China faces less pressure from capital outflows, according to data released by its currency regulator on July 20, and economists said the situation may continue to improve in the second half of this year.
China’s banks sold a net $93.8 billion of foreign exchange to clients in the first six months of this year, down 46 percent year-on-year, according to data released by the State Administration of Foreign Exchange.
The foreign exchange savings by individuals dropped by $1.7 billion in the first half of the year, compared with a rise of $12.9 billion in the same period a year earlier, Wang Chunying, the administration’s spokeswoman, said at a news conference.
The falling net foreign exchange sales and savings, together with other statistics released by the regulator, show that “the cross-border capital flow situation China faces is improving in the first half of this year”, Wang said.
China has faced heavy capital outflow pressure in recent years, with its foreign exchange reserves falling to about $3 trillion at the end of 2016 from nearly $4 trillion in 2014. As the country’s economic fundamentals improve and its management of cross-border capital flow has strengthened in recent months, the situation has stabilized, with foreign exchange reserves rising for five consecutive months by June.
China’s GDP growth reached a faster-than-expected 6.9 percent year-on-year in the first half. Meanwhile, authorities have tightened checks of dubious overseas investment projects in some sectors, such as real estate, hotel and sports, which has helped reduce abnormal outflows of capital.

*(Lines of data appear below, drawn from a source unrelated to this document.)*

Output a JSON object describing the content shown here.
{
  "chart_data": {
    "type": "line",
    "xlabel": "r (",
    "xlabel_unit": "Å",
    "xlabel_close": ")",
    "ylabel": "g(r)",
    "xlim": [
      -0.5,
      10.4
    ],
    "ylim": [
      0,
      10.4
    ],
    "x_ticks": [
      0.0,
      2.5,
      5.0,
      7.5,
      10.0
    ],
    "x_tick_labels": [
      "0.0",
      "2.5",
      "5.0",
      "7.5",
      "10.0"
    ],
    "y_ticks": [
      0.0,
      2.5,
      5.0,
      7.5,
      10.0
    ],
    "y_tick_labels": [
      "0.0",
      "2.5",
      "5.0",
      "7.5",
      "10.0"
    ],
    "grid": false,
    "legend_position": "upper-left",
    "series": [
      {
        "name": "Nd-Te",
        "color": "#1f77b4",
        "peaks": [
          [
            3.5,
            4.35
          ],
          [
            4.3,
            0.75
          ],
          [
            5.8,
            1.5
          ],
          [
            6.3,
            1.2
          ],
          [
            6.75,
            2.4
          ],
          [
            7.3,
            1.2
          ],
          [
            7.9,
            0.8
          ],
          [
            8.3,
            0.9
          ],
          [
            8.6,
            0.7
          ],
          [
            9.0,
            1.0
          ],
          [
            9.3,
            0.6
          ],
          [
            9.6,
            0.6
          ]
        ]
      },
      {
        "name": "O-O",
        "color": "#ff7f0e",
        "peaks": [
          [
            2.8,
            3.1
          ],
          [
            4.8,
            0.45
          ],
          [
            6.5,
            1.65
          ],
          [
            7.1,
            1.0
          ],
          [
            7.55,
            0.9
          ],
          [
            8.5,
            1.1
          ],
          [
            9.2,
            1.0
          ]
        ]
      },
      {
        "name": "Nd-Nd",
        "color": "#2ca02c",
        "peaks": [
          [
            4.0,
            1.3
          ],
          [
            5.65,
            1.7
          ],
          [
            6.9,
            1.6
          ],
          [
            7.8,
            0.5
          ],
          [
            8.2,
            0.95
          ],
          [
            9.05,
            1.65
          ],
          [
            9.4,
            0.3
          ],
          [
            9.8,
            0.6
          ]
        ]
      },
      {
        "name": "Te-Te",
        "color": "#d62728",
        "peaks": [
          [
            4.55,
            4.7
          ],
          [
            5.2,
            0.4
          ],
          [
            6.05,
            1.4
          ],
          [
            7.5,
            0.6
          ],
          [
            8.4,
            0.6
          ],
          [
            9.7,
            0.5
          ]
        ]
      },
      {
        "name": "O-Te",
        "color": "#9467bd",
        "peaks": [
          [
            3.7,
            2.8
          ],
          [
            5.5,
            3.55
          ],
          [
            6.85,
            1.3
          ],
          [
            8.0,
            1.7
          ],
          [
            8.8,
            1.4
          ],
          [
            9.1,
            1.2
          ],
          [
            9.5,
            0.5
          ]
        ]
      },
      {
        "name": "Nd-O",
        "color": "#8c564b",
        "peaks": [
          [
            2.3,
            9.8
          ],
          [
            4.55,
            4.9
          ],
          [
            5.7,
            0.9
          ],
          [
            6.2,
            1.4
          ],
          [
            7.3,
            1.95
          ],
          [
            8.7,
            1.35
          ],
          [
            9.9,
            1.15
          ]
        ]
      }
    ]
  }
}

“In terms of supply-demand balance in the foreign exchange market, we are facing the best situation in three years,” Wang said.
Analysts said although China suffers from a foreign exchange sales deficit, it is not worrisome. “The SAFE (administration) data show the situation is improving, and so long as it is controllable, we should not worry about the deficit,” said Dong Yuping, an economist at the Chinese Academy of Social Sciences.
Based on the current development, cross-border capital flows in terms of foreign exchange sales by banks may reach equilibrium in the fourth quarter of this year, with capital outflows largely matching inflows, said Chen Xingdong, deputy managing director and chief economist of BNP Paribas Peregrine Securities in China. “There could still be fluctuations in the third quarter, but balance is expected to emerge in the fourth quarter.”
Despite the tightening of dubious overseas investments in some sectors, Wang of the administration said China’s stance on supporting normal cross-border business deals has not changed.
“We support capable enterprises conducting genuine and normal foreign investment activities,” Wang said. “On the other hand, we will effectively guard against outbound investment risks.”